You can read that article here.
If Thomas can feel that passionate about losing one of the biggest games of his NFL career nine years later, would it be ridiculous to think that perhaps Ryan Grigson holds his own grudge against the New England Patriots?
It seems Kensil and Grigson have something in common. They don’t like the Patriots.
If you want a deeper inside look into Kensil’s issue with the Patriots and a more professional investigative report as to why Kensil is most likely one of the source leaks in the NFL, I would follow Tom E. Curran from CSN. His latest article regarding Kelly Naqi’s report is more than intriguing.
You can read that article here.
Kensil and Grigson have been in football a long time. I’m sure they both knew the Colts would most likely lose this AFC game. It’s been a blowout win the last three games between the Colts and the Patriots. The Colts weren’t ready to face the Seattle Seahawks for the Super Bowl, but the Patriots had a good chance. They were a more even match up, and I’m sure Kensil and Grigson would be damned if they allowed the Patriots to win a historic forth without tainting it first.
Even if by a slim chance the Colts won, or even worse, the Colts lost by a field goal or a touchdown, it would’ve still been a win/win situation for Kensil and Grigson. Could you imagine the public rage and outcry if the Colts lost by a few points when “deflategate” came on the scene?
But that didn’t happen. Instead Kensil and Grigson would do everything in their power to smear the Patriots’ legacy, regardless if they won the Super Bowl or not. They were doing a pretty good job the first week heading into the Super Bowl.
But now the plan, if it was their little scheme, has back fired.
Grigson is reacting to the new conspiracy theory that the Colts were behind all this. This new theory came into play after Ian Rappaport revealed that Mortensen’s original report (from an NFL source) that 11 of 12 footballs were all 2 PSI under regulation was wrong.

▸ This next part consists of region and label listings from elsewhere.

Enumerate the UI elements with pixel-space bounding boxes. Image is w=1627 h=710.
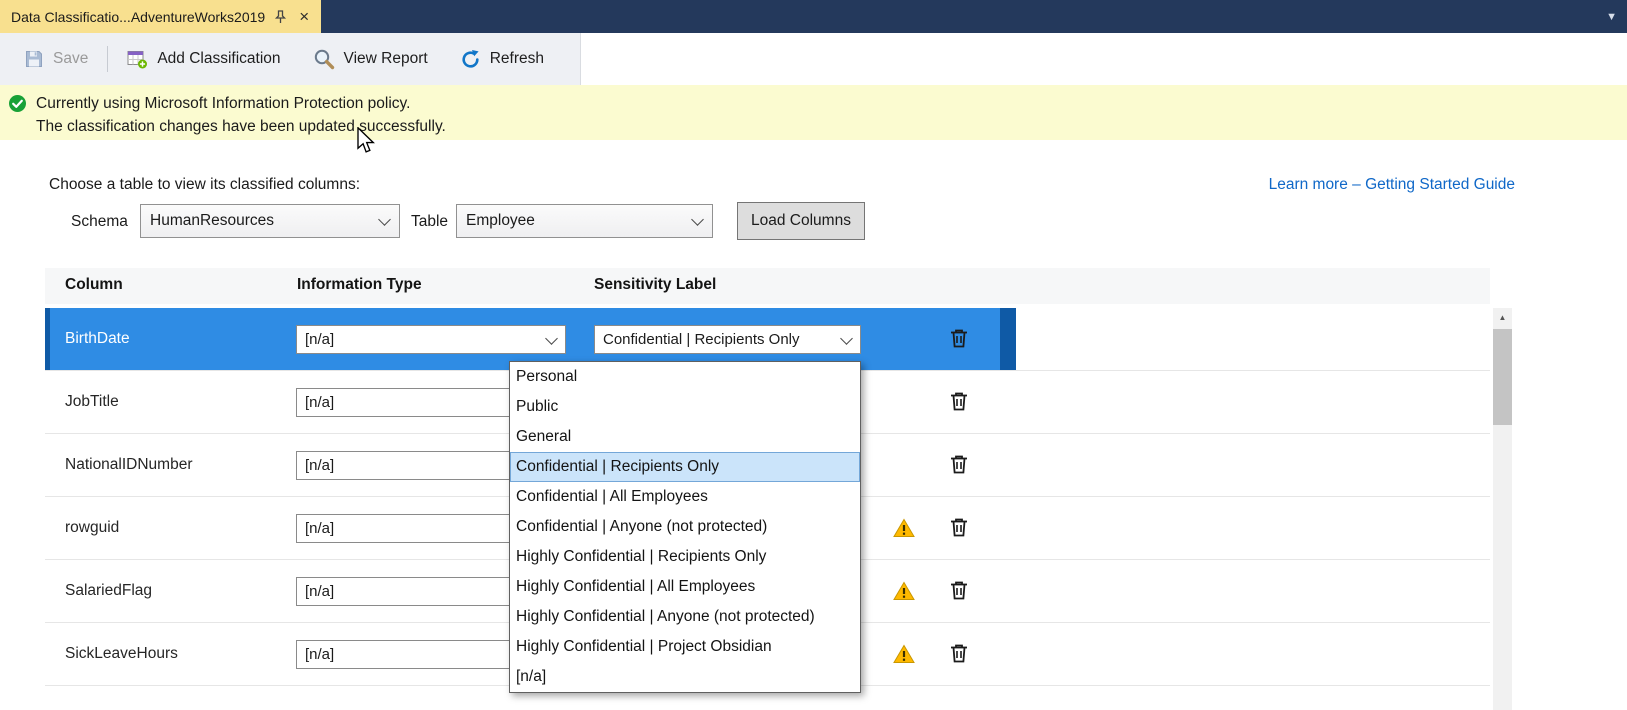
dropdown-option[interactable]: Highly Confidential | Anyone (not protec… <box>510 602 860 632</box>
dropdown-option[interactable]: Highly Confidential | All Employees <box>510 572 860 602</box>
choose-table-label: Choose a table to view its classified co… <box>49 176 360 194</box>
delete-classification-button[interactable] <box>950 643 968 663</box>
scrollbar-thumb[interactable] <box>1493 329 1512 425</box>
info-bar: Currently using Microsoft Information Pr… <box>0 85 1627 140</box>
dropdown-option[interactable]: [n/a] <box>510 662 860 692</box>
delete-classification-button[interactable] <box>950 580 968 600</box>
delete-classification-button[interactable] <box>950 454 968 474</box>
view-report-button[interactable]: View Report <box>297 39 444 79</box>
pin-icon[interactable] <box>274 10 287 24</box>
document-tab[interactable]: Data Classificatio...AdventureWorks2019 … <box>0 0 321 33</box>
grid-header: Column Information Type Sensitivity Labe… <box>45 268 1490 304</box>
dropdown-option[interactable]: Confidential | All Employees <box>510 482 860 512</box>
load-columns-button[interactable]: Load Columns <box>737 202 865 240</box>
dropdown-option[interactable]: Highly Confidential | Project Obsidian <box>510 632 860 662</box>
sensitivity-label-select[interactable]: Confidential | Recipients Only <box>594 325 861 354</box>
sensitivity-label-value: Confidential | Recipients Only <box>603 331 800 348</box>
chevron-down-icon <box>840 332 853 345</box>
tab-list-chevron-icon[interactable]: ▼ <box>1606 11 1627 23</box>
information-type-value: [n/a] <box>305 583 334 600</box>
dropdown-option-highlighted[interactable]: Confidential | Recipients Only <box>510 452 860 482</box>
toolbar: Save Add Classification <box>0 33 1627 85</box>
schema-label: Schema <box>71 213 128 231</box>
ssms-data-classification-window: Data Classificatio...AdventureWorks2019 … <box>0 0 1627 710</box>
save-icon <box>24 49 44 69</box>
dropdown-option[interactable]: Confidential | Anyone (not protected) <box>510 512 860 542</box>
document-tab-title: Data Classificatio...AdventureWorks2019 <box>11 9 265 25</box>
table-select[interactable]: Employee <box>456 204 713 238</box>
add-classification-button[interactable]: Add Classification <box>111 39 296 79</box>
sensitivity-dropdown-list: Personal Public General Confidential | R… <box>509 361 861 693</box>
schema-value: HumanResources <box>150 212 274 230</box>
save-button[interactable]: Save <box>8 39 104 79</box>
refresh-label: Refresh <box>490 50 544 68</box>
chevron-down-icon <box>378 213 391 226</box>
column-name: SalariedFlag <box>65 560 152 621</box>
toolbar-separator <box>107 46 108 72</box>
column-name: BirthDate <box>65 308 130 369</box>
information-type-value: [n/a] <box>305 394 334 411</box>
column-name: SickLeaveHours <box>65 623 178 684</box>
information-type-value: [n/a] <box>305 457 334 474</box>
info-line-updated: The classification changes have been upd… <box>36 115 446 138</box>
chevron-down-icon <box>545 332 558 345</box>
document-tab-strip: Data Classificatio...AdventureWorks2019 … <box>0 0 1627 33</box>
add-classification-label: Add Classification <box>157 50 280 68</box>
chevron-down-icon <box>691 213 704 226</box>
delete-classification-button[interactable] <box>950 391 968 411</box>
success-check-icon <box>8 94 27 113</box>
table-label: Table <box>411 213 448 231</box>
column-name: NationalIDNumber <box>65 434 193 495</box>
warning-icon <box>893 644 915 664</box>
information-type-header: Information Type <box>297 276 422 294</box>
information-type-value: [n/a] <box>305 520 334 537</box>
magnifier-icon <box>313 48 335 70</box>
table-value: Employee <box>466 212 535 230</box>
sensitivity-label-header: Sensitivity Label <box>594 276 716 294</box>
dropdown-option[interactable]: Highly Confidential | Recipients Only <box>510 542 860 572</box>
column-name: JobTitle <box>65 371 119 432</box>
close-icon[interactable]: × <box>296 8 312 25</box>
warning-icon <box>893 518 915 538</box>
information-type-value: [n/a] <box>305 331 334 348</box>
toolbar-strip: Save Add Classification <box>0 33 581 85</box>
classification-panel: Choose a table to view its classified co… <box>0 140 1627 710</box>
add-classification-icon <box>127 49 148 70</box>
schema-select[interactable]: HumanResources <box>140 204 400 238</box>
scroll-up-arrow-icon[interactable]: ▲ <box>1493 308 1512 327</box>
save-label: Save <box>53 50 88 68</box>
column-header: Column <box>65 276 123 294</box>
view-report-label: View Report <box>344 50 428 68</box>
column-name: rowguid <box>65 497 119 558</box>
delete-classification-button[interactable] <box>950 517 968 537</box>
warning-icon <box>893 581 915 601</box>
dropdown-option[interactable]: Personal <box>510 362 860 392</box>
refresh-button[interactable]: Refresh <box>444 39 560 79</box>
dropdown-option[interactable]: General <box>510 422 860 452</box>
learn-more-link[interactable]: Learn more – Getting Started Guide <box>1269 176 1515 194</box>
vertical-scrollbar[interactable]: ▲ <box>1493 308 1512 710</box>
dropdown-option[interactable]: Public <box>510 392 860 422</box>
information-type-select[interactable]: [n/a] <box>296 325 566 354</box>
refresh-icon <box>460 49 481 70</box>
information-type-value: [n/a] <box>305 646 334 663</box>
delete-classification-button[interactable] <box>950 328 968 348</box>
info-line-policy: Currently using Microsoft Information Pr… <box>36 92 446 115</box>
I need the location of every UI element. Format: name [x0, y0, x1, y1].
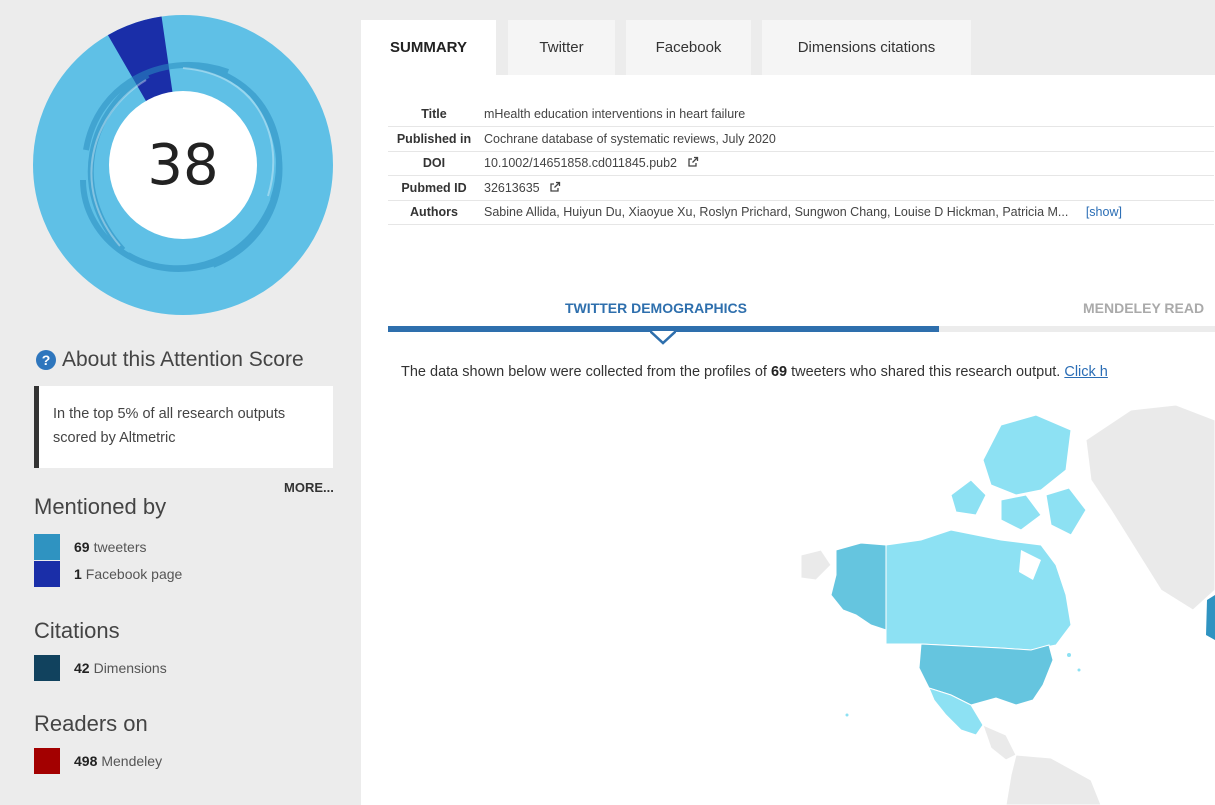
- mendeley-swatch: [34, 748, 60, 774]
- doi-row: DOI 10.1002/14651858.cd011845.pub2: [388, 151, 1214, 176]
- sidebar: 38 ? About this Attention Score In the t…: [0, 0, 361, 805]
- south-america: [1005, 754, 1102, 805]
- twitter-swatch: [34, 534, 60, 560]
- click-here-link[interactable]: Click h: [1064, 364, 1108, 380]
- pubmed-link[interactable]: 32613635: [484, 181, 540, 195]
- pubmed-label: Pubmed ID: [388, 175, 480, 201]
- tab-twitter[interactable]: Twitter: [508, 20, 615, 75]
- title-label: Title: [388, 102, 480, 127]
- europe-edge: [1206, 595, 1215, 640]
- tab-mendeley-readers[interactable]: MENDELEY READ: [1083, 288, 1204, 328]
- about-attention-score-label: About this Attention Score: [62, 348, 304, 371]
- legend-label: Facebook page: [85, 566, 183, 582]
- tab-summary[interactable]: SUMMARY: [361, 20, 496, 75]
- alaska: [830, 542, 887, 631]
- tab-caret-icon: [650, 331, 676, 345]
- canada: [885, 529, 1072, 651]
- authors-label: Authors: [388, 200, 480, 225]
- more-link[interactable]: MORE...: [284, 480, 334, 495]
- about-attention-score-link[interactable]: ? About this Attention Score: [36, 348, 304, 372]
- authors-value: Sabine Allida, Huiyun Du, Xiaoyue Xu, Ro…: [484, 205, 1069, 220]
- published-row: Published in Cochrane database of system…: [388, 126, 1214, 152]
- demographics-tabs: TWITTER DEMOGRAPHICS MENDELEY READ: [388, 288, 1215, 345]
- greenland: [1085, 404, 1215, 611]
- dimensions-swatch: [34, 655, 60, 681]
- legend-count: 69: [74, 539, 90, 555]
- title-value: mHealth education interventions in heart…: [480, 102, 1214, 127]
- doi-link[interactable]: 10.1002/14651858.cd011845.pub2: [484, 156, 677, 170]
- legend-mendeley[interactable]: 498 Mendeley: [34, 748, 162, 774]
- central-america: [982, 724, 1017, 761]
- legend-count: 42: [74, 660, 90, 676]
- tab-dimensions-citations[interactable]: Dimensions citations: [762, 20, 971, 75]
- show-authors-link[interactable]: [show]: [1086, 205, 1122, 219]
- legend-dimensions[interactable]: 42 Dimensions: [34, 655, 167, 681]
- citations-heading: Citations: [34, 618, 120, 643]
- legend-label: tweeters: [93, 539, 147, 555]
- question-circle-icon: ?: [36, 350, 56, 370]
- external-link-icon[interactable]: [549, 181, 561, 193]
- legend-label: Dimensions: [93, 660, 167, 676]
- readers-heading: Readers on: [34, 711, 148, 736]
- tab-bar: SUMMARY Twitter Facebook Dimensions cita…: [361, 0, 1215, 75]
- pubmed-row: Pubmed ID 32613635: [388, 175, 1214, 201]
- demographics-description: The data shown below were collected from…: [401, 364, 1108, 380]
- doi-label: DOI: [388, 151, 480, 176]
- mentioned-by-heading: Mentioned by: [34, 494, 167, 519]
- authors-row: Authors Sabine Allida, Huiyun Du, Xiaoyu…: [388, 200, 1214, 225]
- facebook-swatch: [34, 561, 60, 587]
- legend-count: 498: [74, 753, 98, 769]
- score-rank-box: In the top 5% of all research outputs sc…: [34, 386, 333, 468]
- legend-facebook[interactable]: 1 Facebook page: [34, 561, 182, 587]
- legend-tweeters[interactable]: 69 tweeters: [34, 534, 147, 560]
- tweeter-count: 69: [770, 364, 788, 380]
- tab-facebook[interactable]: Facebook: [626, 20, 751, 75]
- title-row: Title mHealth education interventions in…: [388, 102, 1214, 127]
- article-details-table: Title mHealth education interventions in…: [388, 102, 1214, 225]
- published-label: Published in: [388, 126, 480, 152]
- twitter-demographics-map[interactable]: [801, 400, 1215, 805]
- legend-count: 1: [74, 566, 82, 582]
- legend-label: Mendeley: [101, 753, 163, 769]
- attention-score: 38: [147, 132, 219, 198]
- published-value: Cochrane database of systematic reviews,…: [480, 126, 1214, 152]
- tab-twitter-demographics[interactable]: TWITTER DEMOGRAPHICS: [565, 288, 747, 328]
- russia-edge: [801, 549, 832, 581]
- external-link-icon[interactable]: [687, 156, 699, 168]
- main-content: SUMMARY Twitter Facebook Dimensions cita…: [361, 0, 1215, 805]
- arctic-islands: [982, 414, 1072, 496]
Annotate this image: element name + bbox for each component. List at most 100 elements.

Only one ball was 2 PSI under. The ball that most believe started the whole chain of events when D’Qwell Jackson intercepted it. There was talk that maybe the Colts deflated that ball and turned it in to the NFL and the reason Kensil and his crew checked the balls at half time.
But we now know that wasn’t the case. We heard it straight from the horse’s mouth. Grigson alerted the NFL before that AFC game. He was prepared to give/find “evidence” before the game even started. He was on the look out, as was Mr. Kensil.
Even if we take out the theories and bring all this down to the facts, there are more questions than there are answers. We are merely scratching the surface of the NFL shield and what it truly represents. The way everything has been handled by the NFL thus far, openly and possibly behind the scenes, integrity would be the last word I would use to describe the NFL who are responsible for representing all 32 teams, equally and justly.
Perhaps the owners should get together and hire their own investigators and crack open what really goes on behind the NFL shield.